Edinburgh-based start-up Celtic Renewables Ltd., has found a use for whisky residue. They say it can fuel cars.
Celtic Renewables Ltd. partnered with Tullibardine Distillery in Perthshire Scotland to produce the new power source for cars. The biofuel was in fact created with draff and pot ale. Draff is the sugar-rich kernels of barley that are used to create whisky and pot ale is the copper-containing yeasty liquid left behind after the whisky has been distilled. The fuel created is called biobutanol and can be used as a direct replacement for petrol and diesel. Celtic Renewables claims no engine modification is needed to run a vehicle on biobutanol.
Scotland’s malt whisky industry produces approximately 750,000 tons of draff and two billion liters of pot ale. Tullibardine Distillery can produce 6,500 tonnes of that draff and two million litres of pot ale.

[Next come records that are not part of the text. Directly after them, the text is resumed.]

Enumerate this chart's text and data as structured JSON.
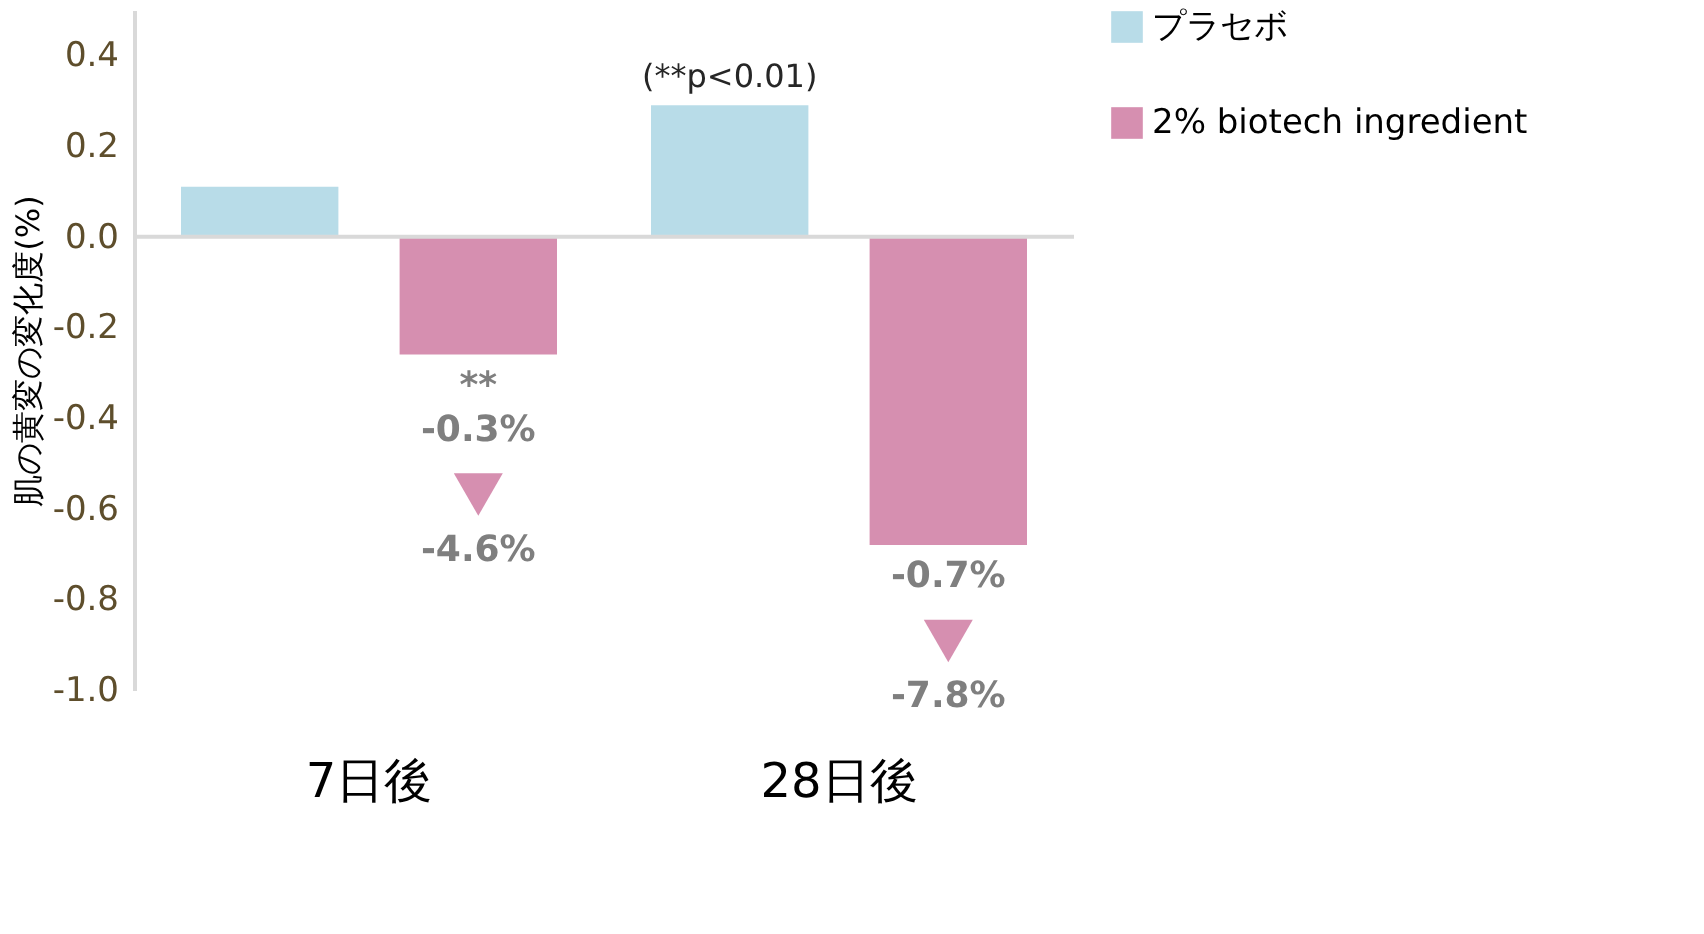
{
  "chart_data": {
    "type": "bar",
    "ylabel": "肌の黄変の変化度(%)",
    "categories": [
      "7日後",
      "28日後"
    ],
    "series": [
      {
        "name": "プラセボ",
        "color": "#b8dce8",
        "values": [
          0.11,
          0.29
        ]
      },
      {
        "name": "2% biotech ingredient",
        "color": "#d68fb0",
        "values": [
          -0.26,
          -0.68
        ]
      }
    ],
    "ylim": [
      -1.0,
      0.5
    ],
    "yticks": [
      {
        "value": 0.4,
        "label": "0.4"
      },
      {
        "value": 0.2,
        "label": "0.2"
      },
      {
        "value": 0.0,
        "label": "0.0"
      },
      {
        "value": -0.2,
        "label": "-0.2"
      },
      {
        "value": -0.4,
        "label": "-0.4"
      },
      {
        "value": -0.6,
        "label": "-0.6"
      },
      {
        "value": -0.8,
        "label": "-0.8"
      },
      {
        "value": -1.0,
        "label": "-1.0"
      }
    ],
    "ref_lines": [
      {
        "axis": "y",
        "value": 0,
        "color": "#d9d9d9"
      }
    ],
    "annotations": [
      "(**p<0.01)",
      "**",
      "-0.3%",
      "-4.6%",
      "-0.7%",
      "-7.8%"
    ],
    "grid": false,
    "legend": "right"
  }
}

Before being given the opportunity to produce fuel with whisky waste, it was spread on agricultural fields, turned into animal feed, or safely discharged in the sea under license; a disposal process that comes with high costs. Celtic Renewables hopes to expand and repurpose Scotland’s large supply of whisky waste to create a renewable fuel source.
Producing biobutanol is supported by ministers who believe it can help the Scottish Government achieve its target of reducing carbon emissions by 42 percent by 2020, as well as the European Union mandated biofuel target of 10 percent by 2020. It has already been backed by a grant of over $250,000 from Zero Waste Scotland.
Celtic Renewables is actually a spin-off company from the Biofuel Research Centre at Edinburgh Napier University. Founder and president, professor Marti Tangney recently told Technology Insider, “This is the first time in history that a car has ever been driven with a biofuel produced from whisky production residues. It is fitting to do this historic drive in Scotland, which is famous not just for its world renowned whisky but also for being a powerhouse for renewable energy.”